Seul un chien famélique passa au bout de la rue déserte.
Une brise souffla et un volet claqua quelque part. On put entendre quelques chuchotements puis enfin, la tête d'un homme émergea par la porte battante d'un saloon.
Mustang et son équipe s'approchèrent lentement. Mustang avait enfilé ses gants dès leur entrée dans la ville et il savait que Riza avait déjà son doigt sur la gâchette de son pistolet, prête à faire feu en cas d'attaque.
L'homme plissa des yeux, puis reconnaissant les uniformes bleus militaires caractéristiques, sourit et vint à leur rencontre.
« Bonjour. Vous êtes de l'armée ?
« Oui, nous venons de Central City sur les ordres du Führer Bradley.
« Ce n'est pas trop tôt. Nous commencions à désespérer de recevoir de l'aide. Mais comme je dis toujours, mieux vaut tard que jamais. N'est-ce pas ? »
Roy ne répondit pas à cette expression qu'il trouvait pour le moins complètement vide de sens. D'après son expérience personnelle, lorsqu'il était tard, il était bien souvent déjà trop tard. Il se contenta donc de hocher de la tête. Pas la peine de se mettre à dos ce type au bout de cinq minutes.

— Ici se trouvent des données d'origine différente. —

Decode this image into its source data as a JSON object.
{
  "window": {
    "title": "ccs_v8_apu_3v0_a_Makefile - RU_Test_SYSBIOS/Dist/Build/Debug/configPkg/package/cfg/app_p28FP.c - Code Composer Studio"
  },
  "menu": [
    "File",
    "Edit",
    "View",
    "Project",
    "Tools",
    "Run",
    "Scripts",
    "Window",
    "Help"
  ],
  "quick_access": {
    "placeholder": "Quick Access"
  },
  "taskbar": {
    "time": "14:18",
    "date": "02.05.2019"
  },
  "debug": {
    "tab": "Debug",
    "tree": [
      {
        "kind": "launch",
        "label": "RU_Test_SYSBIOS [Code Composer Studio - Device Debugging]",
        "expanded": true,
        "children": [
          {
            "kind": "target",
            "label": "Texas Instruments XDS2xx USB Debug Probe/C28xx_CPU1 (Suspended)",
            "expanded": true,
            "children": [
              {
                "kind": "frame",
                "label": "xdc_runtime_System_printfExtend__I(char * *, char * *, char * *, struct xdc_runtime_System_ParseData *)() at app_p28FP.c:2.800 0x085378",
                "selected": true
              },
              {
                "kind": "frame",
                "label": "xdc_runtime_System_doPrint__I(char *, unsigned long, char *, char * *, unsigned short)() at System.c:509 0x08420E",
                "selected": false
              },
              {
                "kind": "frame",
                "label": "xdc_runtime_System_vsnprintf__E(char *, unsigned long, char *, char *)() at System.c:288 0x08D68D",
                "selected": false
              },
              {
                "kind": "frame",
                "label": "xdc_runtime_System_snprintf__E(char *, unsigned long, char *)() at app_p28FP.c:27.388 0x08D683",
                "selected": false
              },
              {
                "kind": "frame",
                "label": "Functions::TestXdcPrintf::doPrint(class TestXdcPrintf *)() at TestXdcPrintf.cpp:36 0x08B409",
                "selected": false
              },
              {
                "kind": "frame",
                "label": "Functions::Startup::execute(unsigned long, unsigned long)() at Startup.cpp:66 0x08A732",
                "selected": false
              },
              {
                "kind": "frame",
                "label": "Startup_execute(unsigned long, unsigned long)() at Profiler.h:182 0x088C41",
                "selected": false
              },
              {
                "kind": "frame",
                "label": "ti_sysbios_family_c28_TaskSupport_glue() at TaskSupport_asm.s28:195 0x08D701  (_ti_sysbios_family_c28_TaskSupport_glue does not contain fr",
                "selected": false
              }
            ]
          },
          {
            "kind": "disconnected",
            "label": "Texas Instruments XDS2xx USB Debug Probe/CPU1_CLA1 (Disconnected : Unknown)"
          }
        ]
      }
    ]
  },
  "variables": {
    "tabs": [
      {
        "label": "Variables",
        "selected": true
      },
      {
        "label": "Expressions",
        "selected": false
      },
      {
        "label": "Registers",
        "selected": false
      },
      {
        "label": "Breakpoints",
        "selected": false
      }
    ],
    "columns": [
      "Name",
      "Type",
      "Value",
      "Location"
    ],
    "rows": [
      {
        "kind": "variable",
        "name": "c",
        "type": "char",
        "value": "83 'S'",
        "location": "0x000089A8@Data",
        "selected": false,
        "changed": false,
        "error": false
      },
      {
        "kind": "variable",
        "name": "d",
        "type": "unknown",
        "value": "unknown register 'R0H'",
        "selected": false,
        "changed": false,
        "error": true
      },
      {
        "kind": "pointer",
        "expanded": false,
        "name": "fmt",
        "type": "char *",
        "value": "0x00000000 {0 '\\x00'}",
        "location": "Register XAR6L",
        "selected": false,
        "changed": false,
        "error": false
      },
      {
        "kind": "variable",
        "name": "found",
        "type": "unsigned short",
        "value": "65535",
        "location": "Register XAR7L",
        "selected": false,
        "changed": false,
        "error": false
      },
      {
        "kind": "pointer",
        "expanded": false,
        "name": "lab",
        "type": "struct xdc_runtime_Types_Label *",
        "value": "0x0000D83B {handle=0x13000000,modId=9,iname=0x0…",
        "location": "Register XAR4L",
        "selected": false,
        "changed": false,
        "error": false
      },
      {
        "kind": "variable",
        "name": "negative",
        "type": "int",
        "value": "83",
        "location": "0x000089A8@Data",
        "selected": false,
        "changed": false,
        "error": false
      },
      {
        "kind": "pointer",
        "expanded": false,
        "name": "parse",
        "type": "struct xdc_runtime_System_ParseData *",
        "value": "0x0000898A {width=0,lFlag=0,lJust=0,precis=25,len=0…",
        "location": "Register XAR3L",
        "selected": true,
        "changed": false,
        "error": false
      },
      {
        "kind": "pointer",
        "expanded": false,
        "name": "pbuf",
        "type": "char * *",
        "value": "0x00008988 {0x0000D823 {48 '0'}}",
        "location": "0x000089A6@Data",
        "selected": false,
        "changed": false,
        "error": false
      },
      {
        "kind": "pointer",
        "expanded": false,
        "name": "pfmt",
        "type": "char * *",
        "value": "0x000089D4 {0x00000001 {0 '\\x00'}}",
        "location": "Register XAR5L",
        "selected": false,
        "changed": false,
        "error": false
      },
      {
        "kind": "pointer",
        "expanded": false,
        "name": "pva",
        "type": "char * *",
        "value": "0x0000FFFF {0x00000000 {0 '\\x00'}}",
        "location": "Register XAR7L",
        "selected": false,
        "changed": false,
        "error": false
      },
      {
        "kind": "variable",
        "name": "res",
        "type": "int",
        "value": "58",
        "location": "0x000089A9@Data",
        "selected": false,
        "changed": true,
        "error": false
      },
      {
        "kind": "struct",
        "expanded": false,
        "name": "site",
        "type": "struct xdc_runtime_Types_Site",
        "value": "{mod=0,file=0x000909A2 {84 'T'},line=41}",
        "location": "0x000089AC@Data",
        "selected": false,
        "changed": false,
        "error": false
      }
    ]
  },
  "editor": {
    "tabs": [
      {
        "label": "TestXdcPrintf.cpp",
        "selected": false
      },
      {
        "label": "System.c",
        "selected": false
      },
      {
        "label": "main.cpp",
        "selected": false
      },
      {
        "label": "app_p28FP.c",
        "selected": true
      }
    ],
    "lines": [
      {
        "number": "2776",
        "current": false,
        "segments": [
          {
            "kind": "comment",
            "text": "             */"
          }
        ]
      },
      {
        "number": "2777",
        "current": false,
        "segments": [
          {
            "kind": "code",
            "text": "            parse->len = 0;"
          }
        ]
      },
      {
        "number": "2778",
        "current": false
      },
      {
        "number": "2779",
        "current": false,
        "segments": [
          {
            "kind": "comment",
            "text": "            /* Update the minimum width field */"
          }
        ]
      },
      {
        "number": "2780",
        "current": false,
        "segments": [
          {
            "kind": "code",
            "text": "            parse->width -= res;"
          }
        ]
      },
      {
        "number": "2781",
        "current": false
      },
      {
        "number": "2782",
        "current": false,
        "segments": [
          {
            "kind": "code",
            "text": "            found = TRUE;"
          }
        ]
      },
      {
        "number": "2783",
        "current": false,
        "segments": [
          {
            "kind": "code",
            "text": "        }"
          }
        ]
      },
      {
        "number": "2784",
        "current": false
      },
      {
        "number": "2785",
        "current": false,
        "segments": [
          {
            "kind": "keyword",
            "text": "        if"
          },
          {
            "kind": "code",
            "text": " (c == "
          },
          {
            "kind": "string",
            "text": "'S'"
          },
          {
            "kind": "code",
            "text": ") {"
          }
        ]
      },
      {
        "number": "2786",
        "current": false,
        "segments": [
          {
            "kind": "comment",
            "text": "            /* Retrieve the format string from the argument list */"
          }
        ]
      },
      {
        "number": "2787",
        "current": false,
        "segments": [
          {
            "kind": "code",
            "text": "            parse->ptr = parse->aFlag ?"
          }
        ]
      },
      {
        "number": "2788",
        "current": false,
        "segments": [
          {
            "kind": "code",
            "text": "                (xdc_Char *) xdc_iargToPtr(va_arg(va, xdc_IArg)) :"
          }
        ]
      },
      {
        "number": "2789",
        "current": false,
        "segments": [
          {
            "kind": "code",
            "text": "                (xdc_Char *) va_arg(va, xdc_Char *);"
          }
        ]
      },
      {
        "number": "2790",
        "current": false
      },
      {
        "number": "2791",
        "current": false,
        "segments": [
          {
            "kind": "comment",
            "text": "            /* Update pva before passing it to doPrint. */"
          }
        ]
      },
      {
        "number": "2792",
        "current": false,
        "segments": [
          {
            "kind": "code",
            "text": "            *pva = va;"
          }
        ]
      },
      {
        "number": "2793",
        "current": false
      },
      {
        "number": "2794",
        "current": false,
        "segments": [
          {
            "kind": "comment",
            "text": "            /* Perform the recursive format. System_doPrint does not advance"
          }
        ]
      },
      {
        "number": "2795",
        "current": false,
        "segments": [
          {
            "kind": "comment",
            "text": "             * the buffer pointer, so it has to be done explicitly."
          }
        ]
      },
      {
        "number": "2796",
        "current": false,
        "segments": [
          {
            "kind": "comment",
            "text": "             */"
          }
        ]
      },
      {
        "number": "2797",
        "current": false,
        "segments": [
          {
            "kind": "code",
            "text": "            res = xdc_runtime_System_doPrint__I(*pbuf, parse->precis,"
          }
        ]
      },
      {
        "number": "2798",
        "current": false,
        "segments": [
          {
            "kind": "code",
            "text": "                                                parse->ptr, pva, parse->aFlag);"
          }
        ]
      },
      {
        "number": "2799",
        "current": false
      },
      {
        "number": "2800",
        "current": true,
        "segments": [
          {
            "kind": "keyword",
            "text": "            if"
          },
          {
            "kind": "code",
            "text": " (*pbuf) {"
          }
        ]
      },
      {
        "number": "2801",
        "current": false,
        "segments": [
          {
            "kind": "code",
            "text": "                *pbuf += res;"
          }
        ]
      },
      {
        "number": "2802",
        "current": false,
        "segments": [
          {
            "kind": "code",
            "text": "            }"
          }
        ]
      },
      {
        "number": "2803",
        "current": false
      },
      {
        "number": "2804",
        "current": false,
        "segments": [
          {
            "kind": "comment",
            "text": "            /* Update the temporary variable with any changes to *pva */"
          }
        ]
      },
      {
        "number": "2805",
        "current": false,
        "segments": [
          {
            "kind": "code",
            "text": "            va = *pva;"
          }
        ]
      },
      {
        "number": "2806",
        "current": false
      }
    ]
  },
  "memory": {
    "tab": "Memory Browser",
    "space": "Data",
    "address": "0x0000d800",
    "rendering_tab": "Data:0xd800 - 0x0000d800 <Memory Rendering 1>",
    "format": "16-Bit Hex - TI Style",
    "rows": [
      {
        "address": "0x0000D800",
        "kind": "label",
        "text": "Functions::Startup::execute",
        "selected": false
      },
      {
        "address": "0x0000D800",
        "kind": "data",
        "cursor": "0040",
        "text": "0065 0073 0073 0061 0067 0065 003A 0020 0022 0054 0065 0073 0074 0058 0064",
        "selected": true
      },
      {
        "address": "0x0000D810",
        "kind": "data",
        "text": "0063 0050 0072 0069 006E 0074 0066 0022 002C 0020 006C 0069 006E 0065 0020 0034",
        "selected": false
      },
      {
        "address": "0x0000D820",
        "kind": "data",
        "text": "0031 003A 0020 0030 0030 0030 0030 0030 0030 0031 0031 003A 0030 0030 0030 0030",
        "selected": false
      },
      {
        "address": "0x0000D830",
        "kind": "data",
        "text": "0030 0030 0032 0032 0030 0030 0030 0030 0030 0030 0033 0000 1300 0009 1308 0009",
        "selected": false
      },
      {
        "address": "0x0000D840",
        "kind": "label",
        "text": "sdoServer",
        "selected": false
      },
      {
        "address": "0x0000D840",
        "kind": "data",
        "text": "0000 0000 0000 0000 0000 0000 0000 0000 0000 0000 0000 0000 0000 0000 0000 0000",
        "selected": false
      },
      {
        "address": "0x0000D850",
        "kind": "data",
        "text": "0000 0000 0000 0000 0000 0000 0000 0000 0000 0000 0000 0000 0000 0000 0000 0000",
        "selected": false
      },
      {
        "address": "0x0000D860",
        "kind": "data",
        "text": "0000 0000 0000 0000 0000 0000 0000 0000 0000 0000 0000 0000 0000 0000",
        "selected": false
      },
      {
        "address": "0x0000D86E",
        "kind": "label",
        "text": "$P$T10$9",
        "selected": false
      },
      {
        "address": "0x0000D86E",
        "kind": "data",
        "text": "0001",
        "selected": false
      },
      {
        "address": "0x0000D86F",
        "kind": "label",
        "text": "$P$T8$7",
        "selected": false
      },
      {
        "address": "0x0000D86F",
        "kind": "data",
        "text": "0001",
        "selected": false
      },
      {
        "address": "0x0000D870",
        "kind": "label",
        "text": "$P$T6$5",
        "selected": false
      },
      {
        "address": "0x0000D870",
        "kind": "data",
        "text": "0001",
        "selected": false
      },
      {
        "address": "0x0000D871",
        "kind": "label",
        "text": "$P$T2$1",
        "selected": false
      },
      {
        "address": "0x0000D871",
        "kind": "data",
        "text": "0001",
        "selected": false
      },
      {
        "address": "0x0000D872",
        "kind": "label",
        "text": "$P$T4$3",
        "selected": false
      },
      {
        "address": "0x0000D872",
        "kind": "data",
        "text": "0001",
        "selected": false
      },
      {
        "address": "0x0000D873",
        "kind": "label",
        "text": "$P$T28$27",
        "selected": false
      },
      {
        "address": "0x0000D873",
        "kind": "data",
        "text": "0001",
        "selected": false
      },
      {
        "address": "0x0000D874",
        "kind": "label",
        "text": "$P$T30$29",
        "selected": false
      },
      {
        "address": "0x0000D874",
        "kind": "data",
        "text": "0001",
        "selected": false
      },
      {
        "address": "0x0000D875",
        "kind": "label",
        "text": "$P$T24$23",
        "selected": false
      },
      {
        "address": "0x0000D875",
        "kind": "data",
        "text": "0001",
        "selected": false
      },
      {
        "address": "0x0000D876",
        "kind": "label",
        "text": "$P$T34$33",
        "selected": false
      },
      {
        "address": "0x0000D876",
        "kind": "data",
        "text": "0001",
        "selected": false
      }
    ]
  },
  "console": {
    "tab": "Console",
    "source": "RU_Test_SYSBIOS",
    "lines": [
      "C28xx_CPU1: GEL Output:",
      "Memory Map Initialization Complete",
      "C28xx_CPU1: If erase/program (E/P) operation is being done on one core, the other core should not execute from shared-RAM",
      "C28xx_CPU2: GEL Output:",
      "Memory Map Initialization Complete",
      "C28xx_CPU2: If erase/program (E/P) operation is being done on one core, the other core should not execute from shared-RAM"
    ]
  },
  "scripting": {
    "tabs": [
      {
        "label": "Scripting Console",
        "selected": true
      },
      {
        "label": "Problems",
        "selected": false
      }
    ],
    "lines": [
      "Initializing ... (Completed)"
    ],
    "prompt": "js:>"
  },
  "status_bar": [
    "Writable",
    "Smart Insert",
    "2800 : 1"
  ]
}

Devant le silence et la prestance de Mustang, l'homme perdit de son assurance. Puis il lui vint à l'idée qu'il ne s'était même pas présenté aux nouveaux venus.
Il s'approcha de Mustang en lui tendant sa main.
« Je suis désolé, je ne me suis pas présenté. Je suis le Maire de cette ville, Argus Coward. »
Mustang descendit de cheval et lui serra sa main.
« Colonel Roy Mustang.
« Bienvenue à Néomin, Colonel. C'est peu de dire que nous vous attendions avec impatience. »
Tous mirent pied à terre en jetant des regards autour d'eux. Ici et là, apparaissaient les habitants de la ville qui osaient enfin sortir de chez eux poussés par la curiosité.
Des enfants plus hardis s'étaient approchés de leur petit groupe. L'un d'eux regardait Havoc avec un grand intérêt pour sa cigarette.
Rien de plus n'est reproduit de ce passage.